President Obama took a bold step Monday to help homeowners who owe more on their mortgages than the value of their homes.
Under the plan, owners with “underwater” mortgages that are also government-supervised will not need to reveal much about their credit worthiness, job security, or other personal information in order to refinance those loans.
Sound familiar? It should.
During the housing bubble, many borrowers obtained mortgages without disclosing critical financial details. Jobs were plentiful then and lenders assumed home prices would keep rising. If someone hid negative information or lied about their prospects of paying down on a mortgage, the risks were largely ignored and passed on to Wall Street investors.
But after that widespread lack of honesty and integrity was exposed in 2007-08, the bubble burst. Will a return to the old ways of lending without much documentation now be a solid basis to boost the economy?
Hardly. Even under the current federal mortgage-modification programs, more than half of those granted new loans were back in default within six months.

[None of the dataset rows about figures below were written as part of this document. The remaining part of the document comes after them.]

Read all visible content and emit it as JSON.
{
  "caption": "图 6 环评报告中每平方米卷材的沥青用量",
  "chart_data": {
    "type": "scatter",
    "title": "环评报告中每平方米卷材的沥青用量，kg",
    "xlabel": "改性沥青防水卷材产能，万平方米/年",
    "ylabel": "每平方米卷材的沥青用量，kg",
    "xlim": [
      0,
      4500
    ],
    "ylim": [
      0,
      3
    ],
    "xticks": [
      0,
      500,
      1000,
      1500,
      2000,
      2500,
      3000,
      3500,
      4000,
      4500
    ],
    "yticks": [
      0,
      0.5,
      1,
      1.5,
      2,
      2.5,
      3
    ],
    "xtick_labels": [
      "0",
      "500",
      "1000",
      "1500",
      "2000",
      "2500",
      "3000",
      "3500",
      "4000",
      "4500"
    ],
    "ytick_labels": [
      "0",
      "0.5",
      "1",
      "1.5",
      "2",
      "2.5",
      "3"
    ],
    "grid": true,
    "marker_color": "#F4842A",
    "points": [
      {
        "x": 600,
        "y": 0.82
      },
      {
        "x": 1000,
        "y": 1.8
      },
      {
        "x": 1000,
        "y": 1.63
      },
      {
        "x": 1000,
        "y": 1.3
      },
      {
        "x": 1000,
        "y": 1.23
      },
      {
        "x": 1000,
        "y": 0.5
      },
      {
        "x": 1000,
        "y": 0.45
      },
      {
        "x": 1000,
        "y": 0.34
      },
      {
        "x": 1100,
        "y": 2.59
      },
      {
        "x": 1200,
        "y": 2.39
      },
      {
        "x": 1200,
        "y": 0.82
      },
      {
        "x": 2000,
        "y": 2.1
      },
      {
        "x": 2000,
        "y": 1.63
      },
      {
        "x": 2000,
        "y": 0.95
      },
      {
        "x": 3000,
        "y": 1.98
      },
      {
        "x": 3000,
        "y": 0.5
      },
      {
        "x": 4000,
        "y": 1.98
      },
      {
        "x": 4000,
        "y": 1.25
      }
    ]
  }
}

And those loans were negotiated under strict credit standards, not the loose rules coming from the Obama administration.
The president’s plan may reflect a last-ditch attempt to boost the housing market before the 2012 election. Many of Mr. Obama’s efforts so far have done little to slow down the pace of foreclosures or achieve significant numbers of refinancing.
But his latest plan makes short-term ethical compromises that could lead to negative long-term consequences for the economy, taxpayers, and the federal deficit.